さて自分の描きたいものは何かという話になる。少なくとも今回の作品においては【くだらなさ】という一点を追及することを前提としている。そのくだらなさは自分が直感的に腹から笑える(もしくはそれ相当に面白いと感じられる)ものである必要があり、誰かを笑わせてやろうとか、プレイヤーが求めている笑いはこんなものだろうといった浅はかな意図を完全に消し去ったものである必要がある。またある人物や組織、思想や考えを擁護するために別のものを蔑んだり、自分の考えを押し付けるために作られるべきものでもない。

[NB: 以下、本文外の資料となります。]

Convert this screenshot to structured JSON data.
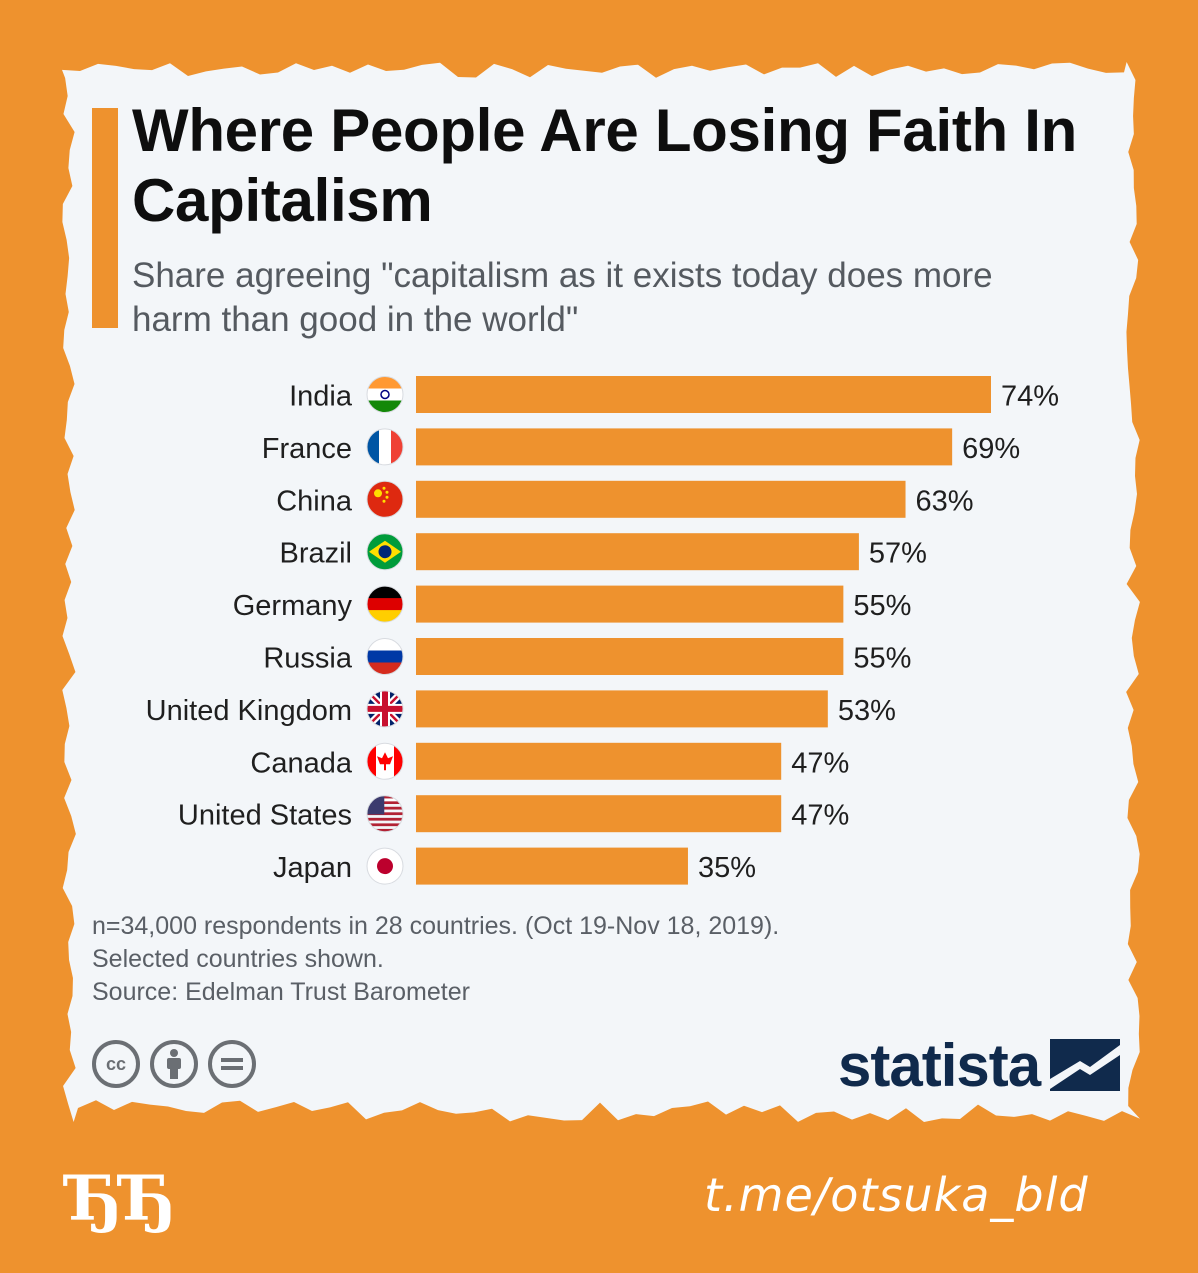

一方でそれらをひとつにまとめあげる頑強な物語を必要としている。直感から生まれたくだらない笑いをシールのようにただ適当に貼るのではなく、そのくだらない笑いと物語がうまく話の中に適合している状態を目指す。これが本当に難しい。直感がうまくはまり込めば問題ないが、形が合わないと違和感の消化に数か月を要することになる。

だから大半の時間を自分は物語の編集に費やしているが、自分の目指すものが現実の投影ではなく直感の投影であることを忘れてはならない。編集ばかりをしていると些細な違和感にも敏感になる。リアリティがどうのという問題も、結局はこの違和感の排除という動機から生まれている。確かに編集は必要な工程ではあるけれども、それがすべてではない。自分が何を表現しようとしていたのかを意識しておく必要がある。